Maximum bonus: +12 000

Similarity (max +1000)

Gives a bonus if the current compound is "similar enough" to the starting (hit) compound. The "percent similarity" being calculated is not quite linear from a visual perspective (search for Tanimoto Similarity for further discussion), and is different from the similarity value being calculated for the Compound Library.

Ligand Identity (max +1000)

In this puzzle series, we're looking for novel ligands. The Ligand Identity objective will give a bonus if you make a ligand which is different from the starting ligand.

Compound Library (max +1000)
Gives a bonus if your current compound is in the library. This uses a local cached version of the Compound Library search results to determine if the compound is in the library. If you manually create a compound that happens to be in the library (or if you load a shared solution with an on-library compound), you may need to submit the compound to the compound library search and wait to get the results back before the objective can properly recognize that the compound is in the library. (If the objective is not updating, try wiggling the structure. See this forum post for more discussion.)

Acid groups (max +1000)
Certain groups like carboxylate and phosphate would make compounds not ideal for drug usage. This gives a bonus if the compound is missing these problematic groups. (Show highlights regions of the molecule at issue.)

Torsion Quality (max +1000)
Keeps bond rotations in a good range. Using Wiggle or Tweak Ligand can fix bad torsions. (Show highlights torsions to be rotated.)

Number of Rotatable Bonds (max +1000)
Intended to keep the ligand from getting too big and floppy. You can reduce rotatable bonds by deleting groups or forming rings. (Show highlights rotatable bonds.)

Ligand TPSA (max +1000)
Topological Polar Surface Area - Keeps the polar surface area (including buried polar surface) low.

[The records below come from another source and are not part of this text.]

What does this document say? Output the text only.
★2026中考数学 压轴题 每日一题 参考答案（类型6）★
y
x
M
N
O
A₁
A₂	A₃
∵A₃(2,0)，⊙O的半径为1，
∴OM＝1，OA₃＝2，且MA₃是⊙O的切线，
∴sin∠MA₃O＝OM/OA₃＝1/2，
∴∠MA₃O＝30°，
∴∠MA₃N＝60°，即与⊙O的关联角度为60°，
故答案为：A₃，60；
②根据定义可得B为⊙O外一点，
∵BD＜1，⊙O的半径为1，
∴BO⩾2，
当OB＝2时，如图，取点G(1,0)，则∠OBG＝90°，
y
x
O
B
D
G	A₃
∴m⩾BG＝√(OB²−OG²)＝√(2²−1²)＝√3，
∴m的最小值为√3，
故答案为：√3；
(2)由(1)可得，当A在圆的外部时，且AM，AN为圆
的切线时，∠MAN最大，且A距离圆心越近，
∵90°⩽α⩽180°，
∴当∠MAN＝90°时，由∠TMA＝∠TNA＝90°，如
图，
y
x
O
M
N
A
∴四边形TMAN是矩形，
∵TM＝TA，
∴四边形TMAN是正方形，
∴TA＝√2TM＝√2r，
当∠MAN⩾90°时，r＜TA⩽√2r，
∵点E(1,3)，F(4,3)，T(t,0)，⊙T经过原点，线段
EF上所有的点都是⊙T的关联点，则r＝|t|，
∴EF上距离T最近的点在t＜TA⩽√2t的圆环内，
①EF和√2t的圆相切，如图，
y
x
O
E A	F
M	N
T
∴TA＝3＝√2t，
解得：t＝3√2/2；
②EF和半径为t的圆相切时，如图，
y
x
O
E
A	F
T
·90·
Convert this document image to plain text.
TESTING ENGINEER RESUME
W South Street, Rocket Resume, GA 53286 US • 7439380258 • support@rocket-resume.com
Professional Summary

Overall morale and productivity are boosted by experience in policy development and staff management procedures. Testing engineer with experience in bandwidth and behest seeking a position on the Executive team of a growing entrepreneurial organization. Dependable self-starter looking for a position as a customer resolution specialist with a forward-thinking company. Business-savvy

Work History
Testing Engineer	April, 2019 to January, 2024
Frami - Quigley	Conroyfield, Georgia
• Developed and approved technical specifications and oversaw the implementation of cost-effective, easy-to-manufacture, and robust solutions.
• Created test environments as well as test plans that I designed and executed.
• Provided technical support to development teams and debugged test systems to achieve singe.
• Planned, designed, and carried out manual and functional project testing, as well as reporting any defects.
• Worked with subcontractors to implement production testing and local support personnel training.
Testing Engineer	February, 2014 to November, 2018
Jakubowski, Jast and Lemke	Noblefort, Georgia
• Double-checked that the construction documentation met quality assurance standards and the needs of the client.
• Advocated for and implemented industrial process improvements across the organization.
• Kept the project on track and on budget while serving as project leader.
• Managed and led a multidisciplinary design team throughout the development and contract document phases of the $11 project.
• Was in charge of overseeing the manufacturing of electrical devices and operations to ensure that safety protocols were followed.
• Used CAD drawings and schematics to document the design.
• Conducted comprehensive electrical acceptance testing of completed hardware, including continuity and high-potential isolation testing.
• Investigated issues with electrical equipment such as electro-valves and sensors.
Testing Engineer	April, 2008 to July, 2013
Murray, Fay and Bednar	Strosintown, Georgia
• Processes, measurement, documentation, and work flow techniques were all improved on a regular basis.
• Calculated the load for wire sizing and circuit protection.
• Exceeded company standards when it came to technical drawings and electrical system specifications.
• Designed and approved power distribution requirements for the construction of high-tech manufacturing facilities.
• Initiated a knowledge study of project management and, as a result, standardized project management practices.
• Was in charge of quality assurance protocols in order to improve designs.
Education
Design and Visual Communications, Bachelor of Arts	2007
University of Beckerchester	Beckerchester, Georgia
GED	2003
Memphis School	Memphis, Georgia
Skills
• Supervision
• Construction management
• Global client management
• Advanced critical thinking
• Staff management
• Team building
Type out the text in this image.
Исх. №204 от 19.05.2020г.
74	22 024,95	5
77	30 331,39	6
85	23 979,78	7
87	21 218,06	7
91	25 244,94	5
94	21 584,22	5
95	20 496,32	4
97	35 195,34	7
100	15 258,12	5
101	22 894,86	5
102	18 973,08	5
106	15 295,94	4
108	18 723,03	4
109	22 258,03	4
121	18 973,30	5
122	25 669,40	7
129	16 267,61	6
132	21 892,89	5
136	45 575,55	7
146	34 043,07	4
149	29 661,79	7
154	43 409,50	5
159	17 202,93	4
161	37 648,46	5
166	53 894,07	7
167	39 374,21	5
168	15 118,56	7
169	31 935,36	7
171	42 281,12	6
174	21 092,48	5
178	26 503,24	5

To improve, try removing oxygens and nitrogens. (Show highlights atoms contributing to higher TPSA.)

Ligand cLogP (max +1000)
A measure of polarity - Keeps the molecule from getting too hydrophobic. To improve, try adding polar oxygens and nitrogens. (Show highlights atoms contributing to higher cLogP.)

Fraction of four-bonded carbons (max +1000)
Measures how carbons with bonds to four atoms ("sp3 hybridized") there are. Too few (too many double and triple bonded carbons) is bad. (Show highlights carbon atoms at issue.)

Bad Groups (max +1000)
Gives a bonus for avoiding groups that interfere with assays, or which are far from the compounds in the library. (Show highlights groups at issue.)

Molecular Weight (max +1000)
Keeps the ligand a reasonable size.

Synthetic Accessibility (max +1000)
Keeps the ligand from going too far from the compounds in the library. (Show highlights parts of the molecule at issue.)

rmoretti Staff Lv 1

The main difference between the puzzles are the starting structures. There's two different compounds, and there's a number of different protein structures. We're hoping the differences in starting structures will result in different final molecules (as slight differences in protein structure can cause different ligand molecules to score highly.)